Cruising from Lima, Peru through the Panama Canal to Ft. Lauderdale


Manta, Ecuador Chivas Bus

Manta, Ecuador Chivas bus, complete with mariachi band, ready to drive to Montecristi

Manta Photo (c) Linda Garrison
Ecuador straddles the equator and is the smallest of the Andean countries in South America. At about the same size as the state of Nevada, the geography is diverse and the countryside spectacular. The Seven Seas Navigator stopped over for the day in Manta, the largest port along the central Ecuadorian coast.

Passengers onboard the Seven Seas Navigator had several diverse shore excursion options in Manta.
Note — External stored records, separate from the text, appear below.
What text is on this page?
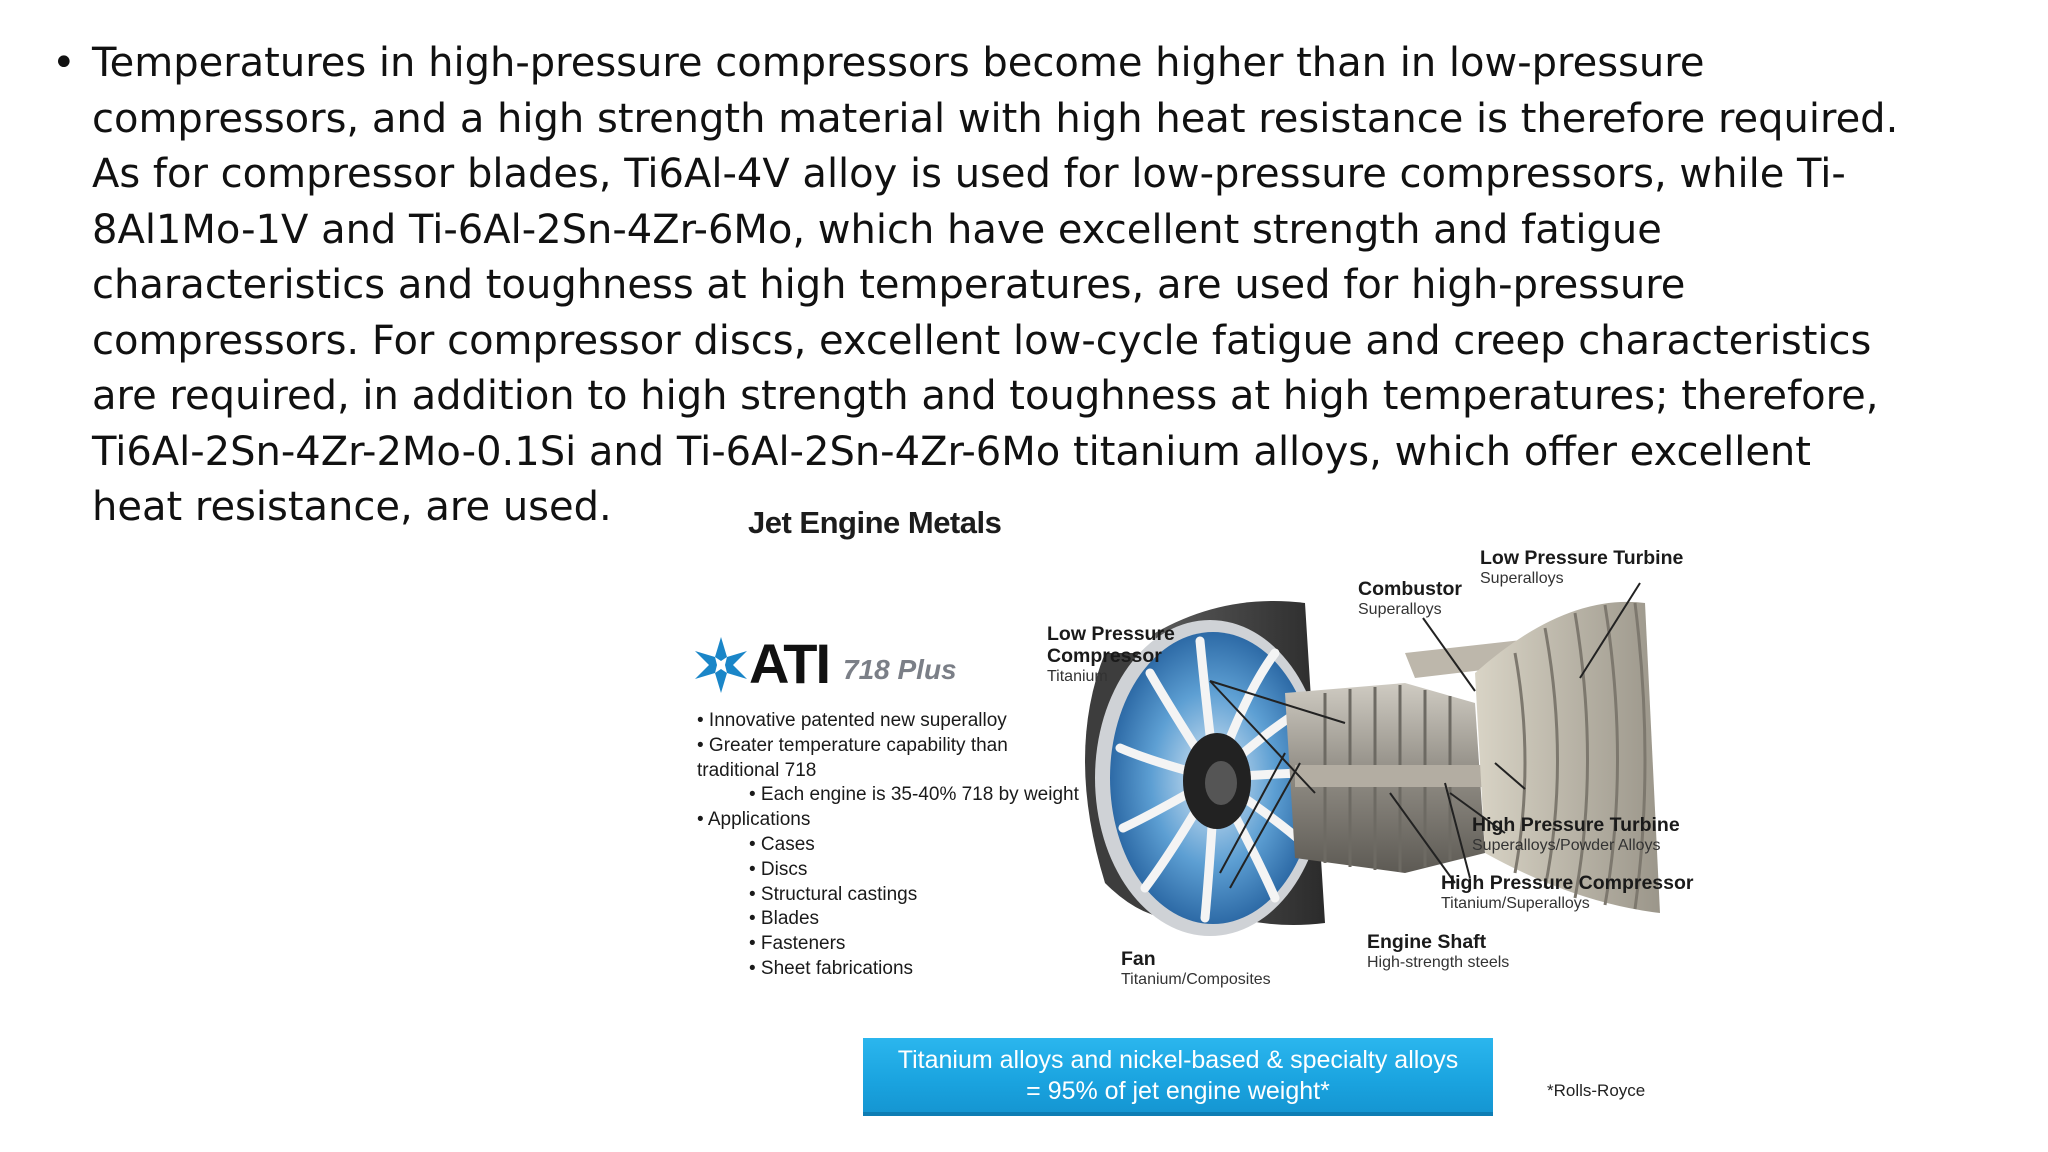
• Temperatures in high-pressure compressors become higher than in low-pressure
compressors, and a high strength material with high heat resistance is therefore required.
As for compressor blades, Ti6Al-4V alloy is used for low-pressure compressors, while Ti-
8Al1Mo-1V and Ti-6Al-2Sn-4Zr-6Mo, which have excellent strength and fatigue
characteristics and toughness at high temperatures, are used for high-pressure
compressors. For compressor discs, excellent low-cycle fatigue and creep characteristics
are required, in addition to high strength and toughness at high temperatures; therefore,
Ti6Al-2Sn-4Zr-2Mo-0.1Si and Ti-6Al-2Sn-4Zr-6Mo titanium alloys, which offer excellent
heat resistance, are used.	Jet Engine Metals
ATI 718 Plus
• Innovative patented new superalloy
• Greater temperature capability than
traditional 718
• Each engine is 35-40% 718 by weight
• Applications
• Cases
• Discs
• Structural castings
• Blades
• Fasteners
• Sheet fabrications
Low Pressure Turbine
Superalloys
Combustor
Superalloys
Low Pressure
Compressor
Titanium
High Pressure Turbine
Superalloys/Powder Alloys
High Pressure Compressor
Titanium/Superalloys
Engine Shaft
High-strength steels
Fan
Titanium/Composites
Titanium alloys and nickel-based & specialty alloys
= 95% of jet engine weight*	*Rolls-Royce
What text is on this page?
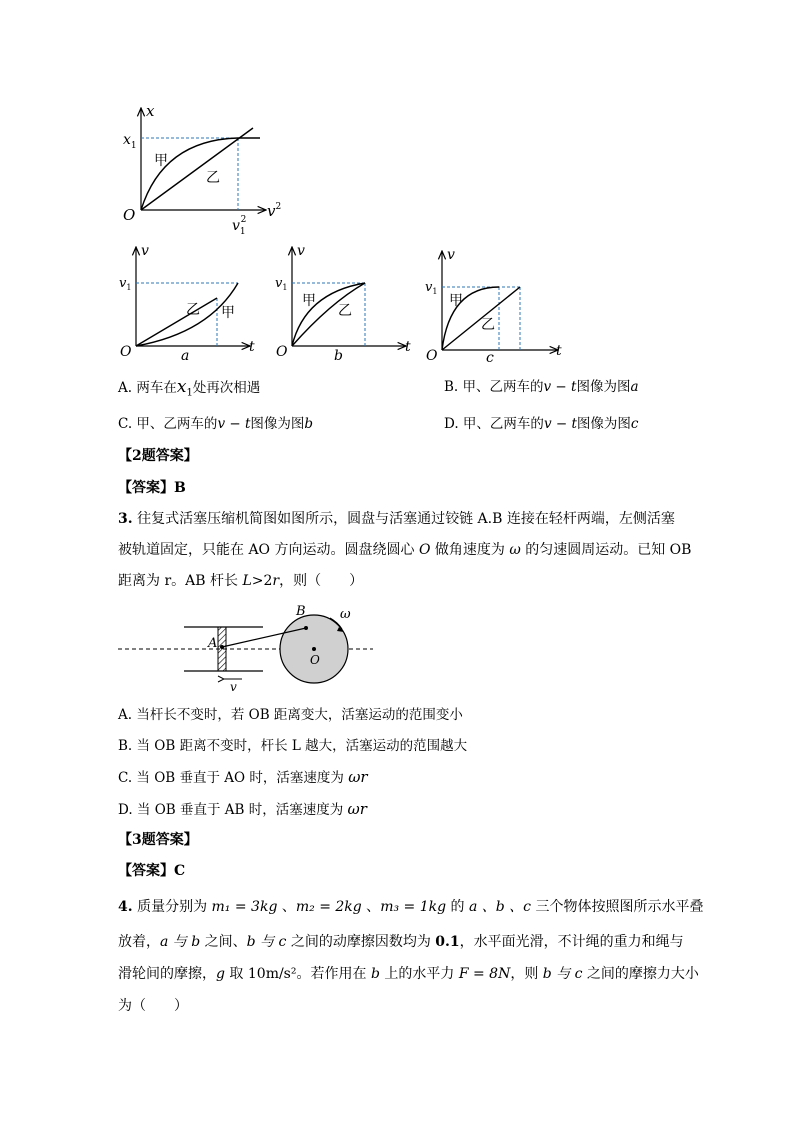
x
$x_1$
甲
乙
O	$v^2$
$v_12$
v
$v_1$
乙 甲
O	t
a
v
$v_1$
甲
乙
O	t
b
v
$v_1$
甲
乙
O	t
c
A. 两车在$x_1$处再次相遇	B. 甲、乙两车的v − t图像为图a
C. 甲、乙两车的v − t图像为图b	D. 甲、乙两车的v − t图像为图c
【2题答案】
【答案】B
3. 往复式活塞压缩机简图如图所示，圆盘与活塞通过铰链 A.B 连接在轻杆两端，左侧活塞
被轨道固定，只能在 AO 方向运动。圆盘绕圆心 O 做角速度为 ω 的匀速圆周运动。已知 OB
距离为 r。AB 杆长 L>2r，则（　　）
A
B
O
ω
v
A. 当杆长不变时，若 OB 距离变大，活塞运动的范围变小
B. 当 OB 距离不变时，杆长 L 越大，活塞运动的范围越大
C. 当 OB 垂直于 AO 时，活塞速度为 ωr
D. 当 OB 垂直于 AB 时，活塞速度为 ωr
【3题答案】
【答案】C
4. 质量分别为 m₁ = 3kg 、m₂ = 2kg 、m₃ = 1kg 的 a 、b 、c 三个物体按照图所示水平叠
放着，a 与 b 之间、b 与 c 之间的动摩擦因数均为 0.1，水平面光滑，不计绳的重力和绳与
滑轮间的摩擦，g 取 10m/s²。若作用在 b 上的水平力 F = 8N，则 b 与 c 之间的摩擦力大小
为（　　）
A tour of Manta and the nearby village of Montecristi included a visit to the archaeological museum in Manta and a chance to see Panama hats being made in Montecristi. Although many people believe that the first Panama hats were actually made in Panama, they were not. They were first marketed in Panama, but manufactured in South America. Montecristi remains as one of the best places to buy one of these woven hats or other goods made from wicker. Even if you are not interested in hats, a trip to Montecristi is worthwhile. The village is only about 15 minutes inland via bus from Manta and still retains its colonial look, although many of the old buildings need restoration. A ride on the Chivas bus to Montecristi will have you laughing all the way!

Two shore excursions in Manta involved a short flight inland to the stunning capital city of Quito. At only 16 miles south of the equator, you would think Quito would be hot and tropical. However, its 9,200 foot elevation and valley location surrounded by mountains give the city a spring-like climate year-round. Quito's wonderfully preserved colonial center earned it a designation as a UNESCO World Heritage Site in 1978. A walking tour of the old city, with its grand colonial buildings and ornate balconies, sounds delightful.

The second shore excursion involving a flight to Quito includes a bus ride along the Pan American highway to the most famous Indian Fair/Market in South America--Otavalo. The Otavaleño weavers have been using the backstrap loom for over 4,000 years! The Otavaleños weave tapestries, bags, ponchos, shawls, blankets, and sweaters. The shops in Otavalo also sell other crafts, and bargaining is expected. Sounds like a shoppers' heaven!

Both of the day trips to Quito feature the ultimate tourist's photo opportunity--the chance to stand with one foot in each hemisphere! The Equatorial Monument, just 16 miles north of Quito is at latitude 0.

Reading about Ecuador convinced me of one thing. One day was not enough to see much of this interesting country. After we left Manta, the ship headed northward through the Panama Canal (yes, it runs north and south between the Pacific and the Caribbean) and on to Costa Rica.